The takeaway: Oregon worked with Lyles exclusively for his "access" to Texas kids (specifically Lache Seastrunk) and agreed to pay $25,000 to help him start up a recruiting service that would provide them with nothing of substance, and when Chip Kelly realized that this was (a) stupid and (b) going to come out publicly, he asked Lyles to put together a bunch of recruiting information retroactively so he'd have something to show the NCAA.

A couple of particularly crushing excerpts:
"I look back at it now and they paid for what they saw as my access and influence with recruits," Lyles told Yahoo! Sports. "The service I provided went beyond what a scouting service should. I made a mistake and I'm big enough of a man to admit I was wrong." ...

Lyles said Oregon never asked him for written profiles of any players from March 2010 until February 2011. When the request came, Lyles said, he believed it was because Oregon wanted to establish that he had provided legitimate scouting services. ...

Lyles’ intimate involvement with Seastrunk’s letter of intent came just weeks after Kelly and Oregon agreed to be Complete Scouting Service’s first client. It also was after Lyles filed the founding documents of his company. That places him under the jurisdiction of the NCAA as an active recruiting service provider.
So ... that all sounds pretty bad.

It's not as bad as it could be -- Lyles is pretty adamant that he did NOT pay any recruits (why share, amirite?), which would be the nuclear explosion we've all been waiting for -- but it's pretty bad.

The problem is the same as when everything first came out: Either Lyles wasn't running a recruiting service and was getting paid for his (ahem) persuasive abilities or he was a recruiting service and was getting paid for his persuasive abilities. He's readily admitted that he provided nothing of real value other than his creepy knowledge of how to connect with his naive and malleable high school buddies -- the rest is just semantics. The emails, phone records and various notes are all pretty benign and don't add any exciting dirt to the pile, but they don't need to.
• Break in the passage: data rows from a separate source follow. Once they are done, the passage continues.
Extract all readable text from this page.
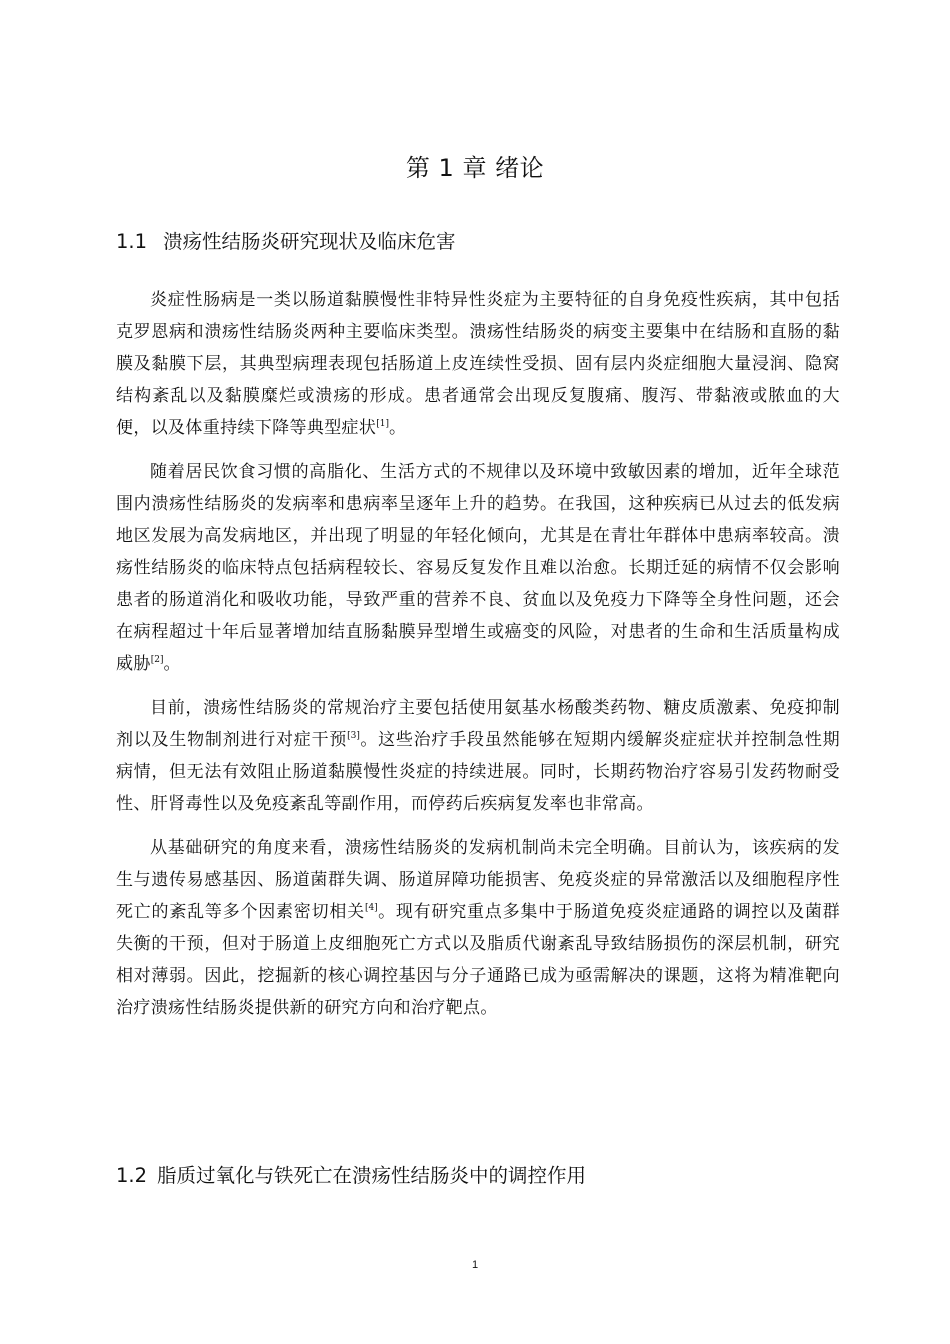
第 1 章 绪论
1.1 溃疡性结肠炎研究现状及临床危害

炎症性肠病是一类以肠道黏膜慢性非特异性炎症为主要特征的自身免疫性疾病，其中包括克罗恩病和溃疡性结肠炎两种主要临床类型。溃疡性结肠炎的病变主要集中在结肠和直肠的黏膜及黏膜下层，其典型病理表现包括肠道上皮连续性受损、固有层内炎症细胞大量浸润、隐窝结构紊乱以及黏膜糜烂或溃疡的形成。患者通常会出现反复腹痛、腹泻、带黏液或脓血的大便，以及体重持续下降等典型症状[1]。

随着居民饮食习惯的高脂化、生活方式的不规律以及环境中致敏因素的增加，近年全球范围内溃疡性结肠炎的发病率和患病率呈逐年上升的趋势。在我国，这种疾病已从过去的低发病地区发展为高发病地区，并出现了明显的年轻化倾向，尤其是在青壮年群体中患病率较高。溃疡性结肠炎的临床特点包括病程较长、容易反复发作且难以治愈。长期迁延的病情不仅会影响患者的肠道消化和吸收功能，导致严重的营养不良、贫血以及免疫力下降等全身性问题，还会在病程超过十年后显著增加结直肠黏膜异型增生或癌变的风险，对患者的生命和生活质量构成威胁[2]。

目前，溃疡性结肠炎的常规治疗主要包括使用氨基水杨酸类药物、糖皮质激素、免疫抑制剂以及生物制剂进行对症干预[3]。这些治疗手段虽然能够在短期内缓解炎症症状并控制急性期病情，但无法有效阻止肠道黏膜慢性炎症的持续进展。同时，长期药物治疗容易引发药物耐受性、肝肾毒性以及免疫紊乱等副作用，而停药后疾病复发率也非常高。

从基础研究的角度来看，溃疡性结肠炎的发病机制尚未完全明确。目前认为，该疾病的发生与遗传易感基因、肠道菌群失调、肠道屏障功能损害、免疫炎症的异常激活以及细胞程序性死亡的紊乱等多个因素密切相关[4]。现有研究重点多集中于肠道免疫炎症通路的调控以及菌群失衡的干预，但对于肠道上皮细胞死亡方式以及脂质代谢紊乱导致结肠损伤的深层机制，研究相对薄弱。因此，挖掘新的核心调控基因与分子通路已成为亟需解决的课题，这将为精准靶向治疗溃疡性结肠炎提供新的研究方向和治疗靶点。

1.2 脂质过氧化与铁死亡在溃疡性结肠炎中的调控作用
1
The funny thing (not in a "haha" sense) is that my first reaction to Oregon's involvement was "well yeah, this is pretty bad, but Chip Kelly's not gonna get fired or anything" ... and then I got to this part:
Lyles said they requested printed reports on Class of 2011 prep prospects, ones that had already signed letters of intent, as soon as possible.

“So I just threw it together.”

Lyles said he took old profiles off a computer, copied some information from elsewhere and tried to accumulate a last-minute recruiting package. He said he never bothered to consider the quality because he felt Oregon didn’t care.

“They were covering their tracks,” Lyles said. “They were covering their asses. They were scrambling.”
Prepare your distressed politician face, Chip Kelly. The coverup is ALWAYS worse than the crime (just ask Cheatypants McSweatervest).

I honestly have no idea whether Kelly's job is in immediate jeopardy, but we can expect the following things:
  1. Some sort of contrite or defiant public statement;
  2. An NCAA investigation;
  3. Punishment that may or may not make Kelly unemployable (this is dependent on both his response and what exactly the NCAA believes Lyles was doing in exchange for his hefty paychecks).
The second and third items on that list will be tedious and slow, maybe even slow enough that the whole issue will have drifted out of the public consciousness and Kelly will be salvageable if Oregon wins a lot of games and stops doing stupid, rule-shattering things.

But given the vengeful axe the NCAA has been wielding of late, it's probably not the best time to find out. Paying middlemen has been known to be a coach- and program-destroying tactic.